Política

MP investiga desvio de R$ 22 milhões de secretaria em Natal; presidente da Câmara é afastado

Nesta segunda-feira (24), o Ministério Púbico do Rio Grande do Norte deflagrou a operação ‘Cidade Luz’, que investiga o desvio de R$ 22.030.046,06 da Secretaria Municipal de Serviços Urbanos de Natal (Semsur).
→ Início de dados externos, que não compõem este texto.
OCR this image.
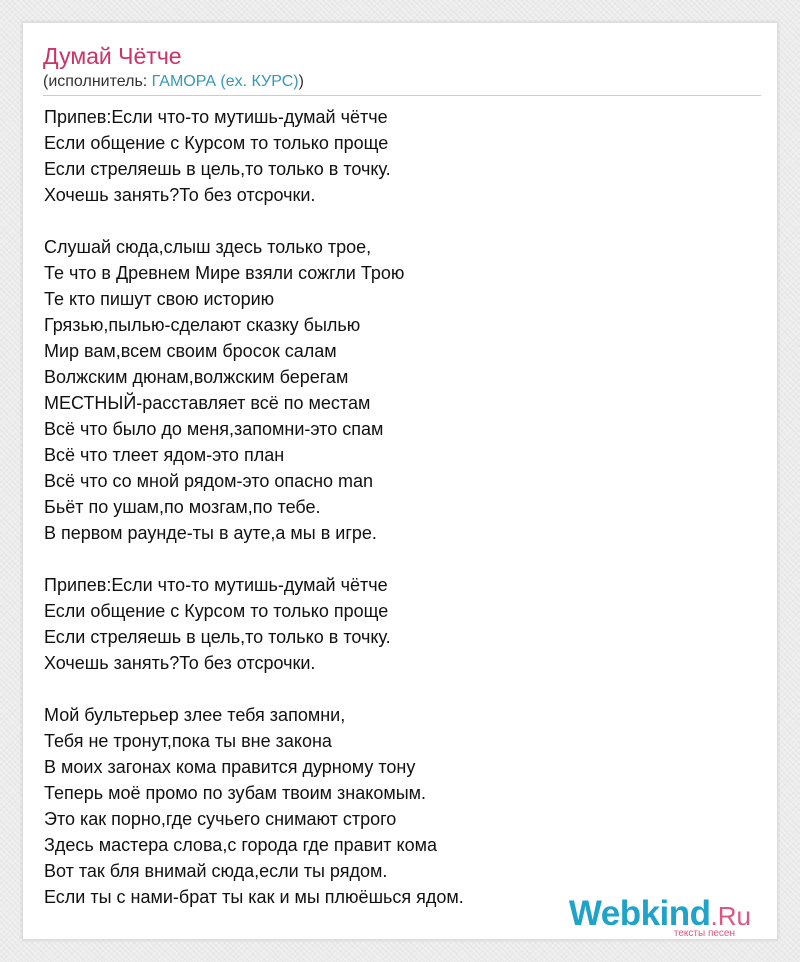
Думай Чётче
(исполнитель: ГАМОРА (ex. КУРС))
Припев:Если что-то мутишь-думай чётче
Если общение с Курсом то только проще
Если стреляешь в цель,то только в точку.
Хочешь занять?То без отсрочки.
Слушай сюда,слыш здесь только трое,
Те что в Древнем Мире взяли сожгли Трою
Те кто пишут свою историю
Грязью,пылью-сделают сказку былью
Мир вам,всем своим бросок салам
Волжским дюнам,волжским берегам
МЕСТНЫЙ-расставляет всё по местам
Всё что было до меня,запомни-это спам
Всё что тлеет ядом-это план
Всё что со мной рядом-это опасно man
Бьёт по ушам,по мозгам,по тебе.
В первом раунде-ты в ауте,а мы в игре.
Припев:Если что-то мутишь-думай чётче
Если общение с Курсом то только проще
Если стреляешь в цель,то только в точку.
Хочешь занять?То без отсрочки.
Мой бультерьер злее тебя запомни,
Тебя не тронут,пока ты вне закона
В моих загонах кома правится дурному тону
Теперь моё промо по зубам твоим знакомым.
Это как порно,где сучьего снимают строго
Здесь мастера слова,с города где правит кома
Вот так бля внимай сюда,если ты рядом.
Если ты с нами-брат ты как и мы плюёшься ядом.	Webkind.Ru
тексты песен
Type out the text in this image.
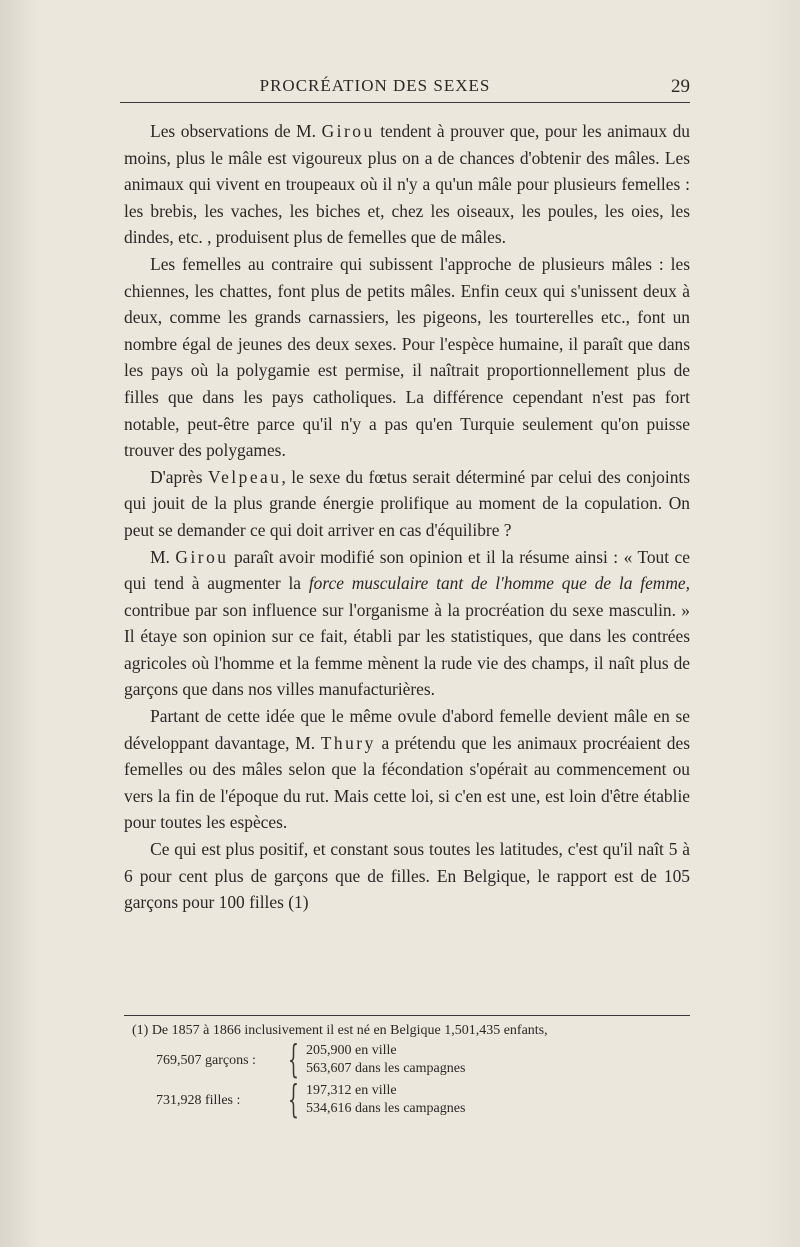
PROCRÉATION DES SEXES	29

Les observations de M. Girou tendent à prouver que, pour les animaux du moins, plus le mâle est vigoureux plus on a de chances d'obtenir des mâles. Les animaux qui vivent en troupeaux où il n'y a qu'un mâle pour plusieurs femelles : les brebis, les vaches, les biches et, chez les oiseaux, les poules, les oies, les dindes, etc. , produisent plus de femelles que de mâles.

Les femelles au contraire qui subissent l'approche de plusieurs mâles : les chiennes, les chattes, font plus de petits mâles. Enfin ceux qui s'unissent deux à deux, comme les grands carnassiers, les pigeons, les tourterelles etc., font un nombre égal de jeunes des deux sexes. Pour l'espèce humaine, il paraît que dans les pays où la polygamie est permise, il naîtrait proportionnellement plus de filles que dans les pays catholiques. La différence cependant n'est pas fort notable, peut-être parce qu'il n'y a pas qu'en Turquie seulement qu'on puisse trouver des polygames.

D'après Velpeau, le sexe du fœtus serait déterminé par celui des conjoints qui jouit de la plus grande énergie prolifique au moment de la copulation. On peut se demander ce qui doit arriver en cas d'équilibre ?

M. Girou paraît avoir modifié son opinion et il la résume ainsi : « Tout ce qui tend à augmenter la force musculaire tant de l'homme que de la femme, contribue par son influence sur l'organisme à la procréation du sexe masculin. » Il étaye son opinion sur ce fait, établi par les statistiques, que dans les contrées agricoles où l'homme et la femme mènent la rude vie des champs, il naît plus de garçons que dans nos villes manufacturières.

Partant de cette idée que le même ovule d'abord femelle devient mâle en se développant davantage, M. Thury a prétendu que les animaux procréaient des femelles ou des mâles selon que la fécondation s'opérait au commencement ou vers la fin de l'époque du rut. Mais cette loi, si c'en est une, est loin d'être établie pour toutes les espèces.

Ce qui est plus positif, et constant sous toutes les latitudes, c'est qu'il naît 5 à 6 pour cent plus de garçons que de filles. En Belgique, le rapport est de 105 garçons pour 100 filles (1)

(1) De 1857 à 1866 inclusivement il est né en Belgique 1,501,435 enfants,
769,507 garçons : { 205,900 en ville
563,607 dans les campagnes
731,928 filles : { 197,312 en ville
534,616 dans les campagnes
A Justiça determinou a prisão de empresários e o afastamento do presidente da Câmara Municipal de Natal, Raniere Barbosa.

Segundo o MP, há indícios de que o montante é decorrente de superfaturamento e pagamento de propina relativos a contratos firmados entre empresas e a Semsur para a prestação de serviços de manutenção e decoração do parque de iluminação pública da capital potiguar.

Por meio de nota, o vereador Raniere Barbosa afirmou que recebeu a notícia da investigação com surpresa, uma vez que deixou a gestão da Semsur em 2014. Ele ainda declarou que está colaborando com as investigações para provar que agiu com ‘probidade e lisura’ no período em que foi secretário.

Também através de nota, a prefeitura de Natal informou que apóia as investigações e que vai cumprir a decisão judicial, vedando contratos com as empresas citadas e afastando os servidores públicos envolvidos.

Os mandados foram expedidos pelo juiz da 7ª vara Criminal de Natal e são cumpridos nas cidades de Natal e Parnamirim, no Rio Grande do Norte, e Recife, Olinda, Jaboatão dos Guararapes e ainda em Fernando de Noronha, em Pernambuco. Os gabinetes de Raniere Barbosa e da Presidência da Câmara Municipal de Natal também são alvo dos mandados.

A investigação

Segundo o MP, dados da Controladoria Geral do Município de Natal demonstram que entre os anos de 2013 e 2017, oito empresas sediadas em Pernambuco foram beneficiárias de pagamentos no montante de R$ 73.433.486,86 de contratos coma Semsur. A estimativa é de que o superfaturamento médio foi de 30% no valor dos contratos celebrados.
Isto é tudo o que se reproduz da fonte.